Solicitor trustees not liable for £1.5m loss on investments, High Court rules
Mr Spearman: claim “significantly greater” than loss
Three solicitors at a Hertfordshire-based law firm who acted as professional executors are not liable for breach of trust after beneficiaries claimed they had lost almost £1.5m on investments, the High Court has ruled.
Richard Spearman QC, sitting as a deputy High Court judge, said that not only was the amount claimed was “significantly greater” than the true loss, but he was also not persuaded that the trustees had broken the rules on leaving choice of investments to an agent.
Mr Spearman said Richard Tee, consultant at Stanley Tee & Co, did not delegate all investment decision-making to the financial advisers and the advisers “did not effectively act as a discretionary investment manager”.
Mr Spearman said he did not consider that, “especially in light of the potential complexity of investment choices in the 21st century, and the number of decisions which are likely to need to be made over a period of several years”, trustees were required “not only to exercise supervision and control over the strategy and pattern of investments (which I consider that they did) but also personally to make or to be involved in making each individual investment decision that was made over time (which it is plain that they did not do)”.

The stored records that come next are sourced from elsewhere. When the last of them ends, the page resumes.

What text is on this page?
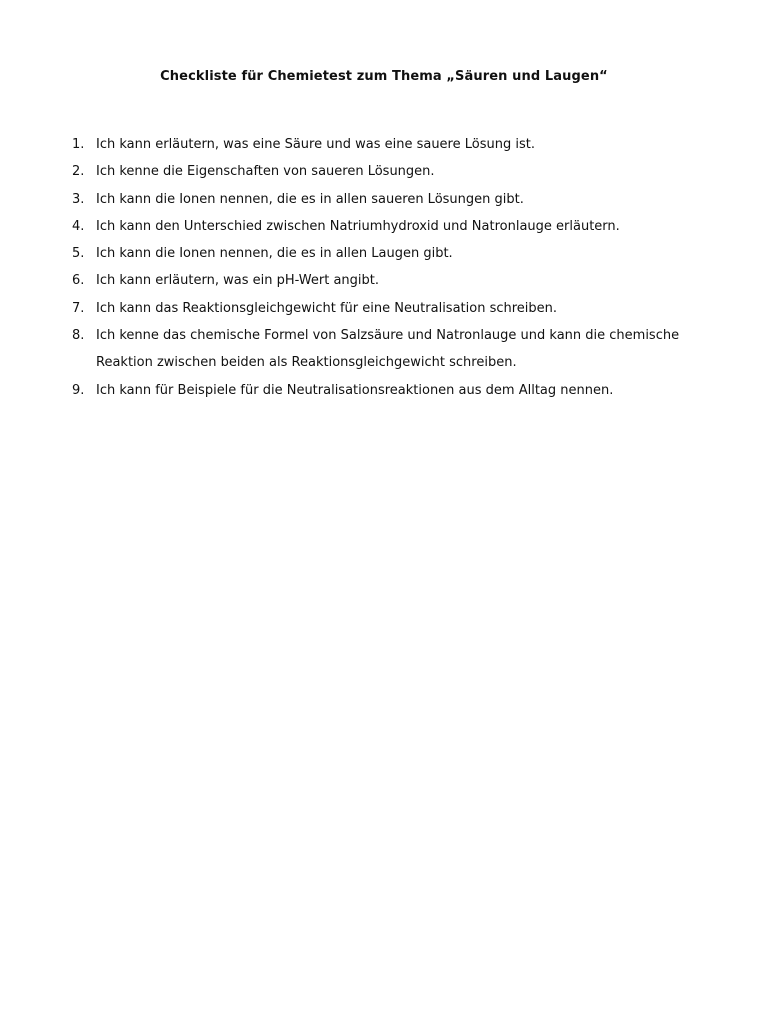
Checkliste für Chemietest zum Thema „Säuren und Laugen“
1. Ich kann erläutern, was eine Säure und was eine sauere Lösung ist.
2. Ich kenne die Eigenschaften von saueren Lösungen.
3. Ich kann die Ionen nennen, die es in allen saueren Lösungen gibt.
4. Ich kann den Unterschied zwischen Natriumhydroxid und Natronlauge erläutern.
5. Ich kann die Ionen nennen, die es in allen Laugen gibt.
6. Ich kann erläutern, was ein pH-Wert angibt.
7. Ich kann das Reaktionsgleichgewicht für eine Neutralisation schreiben.
8. Ich kenne das chemische Formel von Salzsäure und Natronlauge und kann die chemische
Reaktion zwischen beiden als Reaktionsgleichgewicht schreiben.
9. Ich kann für Beispiele für die Neutralisationsreaktionen aus dem Alltag nennen.
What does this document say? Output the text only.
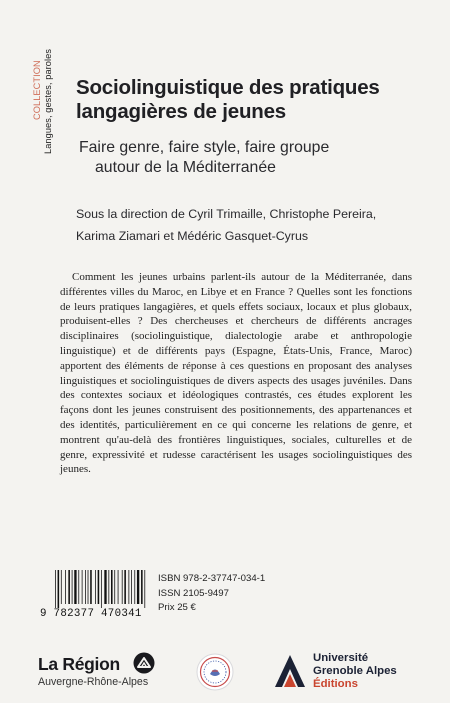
COLLECTION Langues, gestes, paroles Sociolinguistique des pratiques
langagières de jeunes
Faire genre, faire style, faire groupe
autour de la Méditerranée
Sous la direction de Cyril Trimaille, Christophe Pereira,
Karima Ziamari et Médéric Gasquet-Cyrus

Comment les jeunes urbains parlent-ils autour de la Méditerranée, dans différentes villes du Maroc, en Libye et en France ? Quelles sont les fonctions de leurs pratiques langagières, et quels effets sociaux, locaux et plus globaux, produisent-elles ? Des chercheuses et chercheurs de différents ancrages disciplinaires (sociolinguistique, dialectologie arabe et anthropologie linguistique) et de différents pays (Espagne, États-Unis, France, Maroc) apportent des éléments de réponse à ces questions en proposant des analyses linguistiques et sociolinguistiques de divers aspects des usages juvéniles. Dans des contextes sociaux et idéologiques contrastés, ces études explorent les façons dont les jeunes construisent des positionnements, des appartenances et des identités, particulièrement en ce qui concerne les relations de genre, et montrent qu'au-delà des frontières linguistiques, sociales, culturelles et de genre, expressivité et rudesse caractérisent les usages sociolinguistiques des jeunes.

9 782377 470341
ISBN 978-2-37747-034-1
ISSN 2105-9497
Prix 25 €
La Région
Auvergne-Rhône-Alpes
Université
Grenoble Alpes
Éditions
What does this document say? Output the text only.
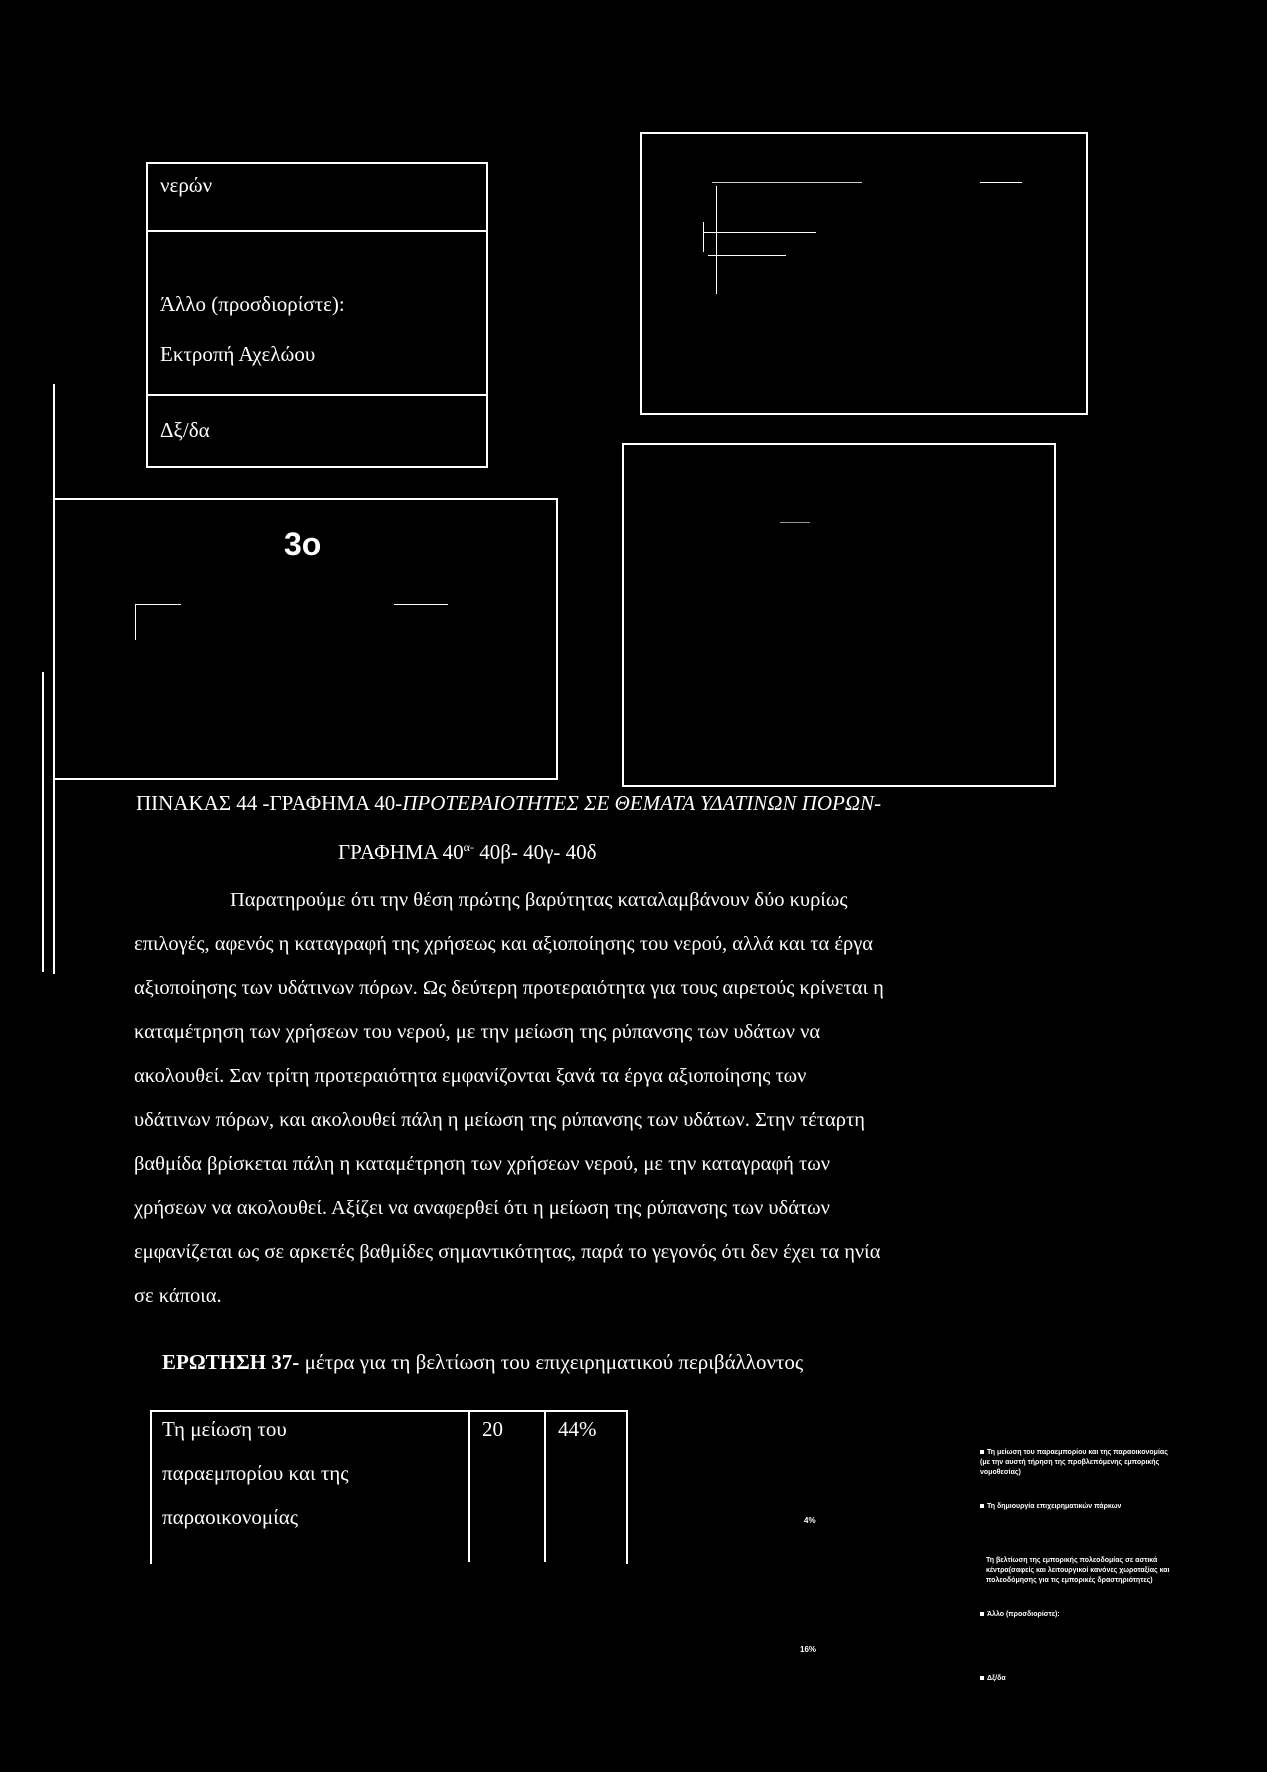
νερών
Άλλο (προσδιορίστε):
Εκτροπή Αχελώου
Δξ/δα
3ο
ΠΙΝΑΚΑΣ 44 -ΓΡΑΦΗΜΑ 40-ΠΡΟΤΕΡΑΙΟΤΗΤΕΣ ΣΕ ΘΕΜΑΤΑ ΥΔΑΤΙΝΩΝ ΠΟΡΩΝ-
ΓΡΑΦΗΜΑ $40^{\alpha-}$ 40β- 40γ- 40δ
Παρατηρούμε ότι την θέση πρώτης βαρύτητας καταλαμβάνουν δύο κυρίως
επιλογές, αφενός η καταγραφή της χρήσεως και αξιοποίησης του νερού, αλλά και τα έργα
αξιοποίησης των υδάτινων πόρων. Ως δεύτερη προτεραιότητα για τους αιρετούς κρίνεται η
καταμέτρηση των χρήσεων του νερού, με την μείωση της ρύπανσης των υδάτων να
ακολουθεί. Σαν τρίτη προτεραιότητα εμφανίζονται ξανά τα έργα αξιοποίησης των
υδάτινων πόρων, και ακολουθεί πάλη η μείωση της ρύπανσης των υδάτων. Στην τέταρτη
βαθμίδα βρίσκεται πάλη η καταμέτρηση των χρήσεων νερού, με την καταγραφή των
χρήσεων να ακολουθεί. Αξίζει να αναφερθεί ότι η μείωση της ρύπανσης των υδάτων
εμφανίζεται ως σε αρκετές βαθμίδες σημαντικότητας, παρά το γεγονός ότι δεν έχει τα ηνία
σε κάποια.
ΕΡΩΤΗΣΗ 37- μέτρα για τη βελτίωση του επιχειρηματικού περιβάλλοντος
Τη μείωση του
παραεμπορίου και της
παραοικονομίας
20	44%
4%
16%
Τη μείωση του παραεμπορίου και της παραοικονομίας (με την αυστή τήρηση της προβλεπόμενης εμπορικής νομοθεσίας)
Τη δημιουργία επιχειρηματικών πάρκων
Τη βελτίωση της εμπορικής πολεοδομίας σε αστικά κέντρα(σαφείς και λειτουργικοί κανόνες χωροταξίας και πολεοδόμησης για τις εμπορικές δραστηριότητες)
Άλλο (προσδιορίστε):
Δξ/δα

The judge said he was not satisfied that the claim of impermissible delegation was made out, but if he was wrong he had jurisdiction to relieve the defendants from personal liability under section 61 of the Trustee Act 1925.
The court heard in Daniel and others v Tee and others  EWHC 1538 (Ch) that Glyn and Amy Daniel claimed £1,476,000 for breach of trust in connection with the investment of their trust funds between 2000 and 2002.
The defendants were three solicitors at Stanley Tee & Co, now Stanley Tee LLP trading at Tees Law, based in Bishop’s Stortford, Hertfordshire, and with four other offices.
Along with Mr Tee, the defendants were the firm’s senior partner, David Redfern, and Paul Osborne, who retired from Stanley Tee last year after spending all this working life there.
The judge said Mr Redfern and Mr Osborne were appointed executors of chicken farmer Jack Daniel’s estate, and trustees of the trust set up for his children.
Mr Tee, former head of the firm’s private client department, was appointed as trustee after the alleged loss on investments, but Mr Spearman said “was involved in the investment of the trust funds from an early stage to an extent which he accepts meant that he effectively took on the role of trustee”.
Mr Spearman said that, following the sale of Mr Daniel’s farming business for over £3m, a trust was set up by Mr Tee, relying on investment advice between 2000 and 2002 from Taylor Young Investment Management.
The deputy judge said Taylor Young had previously been chosen as investment advisers “not only in respect of other trusts of which they (and, in the main, Mr Tee) were trustees but also, in the case of Mr Redfern and Mr Tee, in respect of their personal pensions”.
The claimants argued that the trustees failed to invest in a “properly diversified portfolio” at a time of stock market volatility in the IT and tech sectors. Their expert on financial investments argued that no more than 30% of the trust funds should have been invested in UK equities, as opposed to, at one point, 100%.
The claimants also argued that the solicitors should not have delegated their investment powers to Taylor Young, without considering whether investments made on behalf of the trust were suitable or the portfolio appropriately diversified.
However, the defendants denied that they were in breach of any of their obligations as trustees or that there had been any “impermissible delegation”.
Mr Spearman said he could “readily understand the claimants’ disappointment and concern about the losses which were occasioned in 2000 and 2001” and accepted a number of the criticisms made by experts called by both sides.
He said the solicitors “should have devised a realistic investment strategy at the outset, they should have conducted periodic reviews which specifically considered whether their investment strategy was still appropriate for the trust’s attitude to risk, and in focusing on equities to the exclusion of other forms of investment and in holding the assets of the trust in cash – in each case to the extent that they did and for as long as they did – they adopted an approach which was less balanced and diversified than I consider many trustees would have thought appropriate”.
However, the deputy judge said the claim was “based over a relatively short period of time”, whereas the trustees were investing for a longer period, and that investing in shares had produced good results over time and they relied on professional advice “which they did not follow unthinkingly”.
He concluded that while the claimants had established “some breaches of duty”, particularly during the early stages, they had failed to prove they had suffered a loss as a result of those breaches.
Having decided that the further claim of impermissible delegation was not made out, Mr Spearman ruled that the claim failed and there must be judgment for the defendants.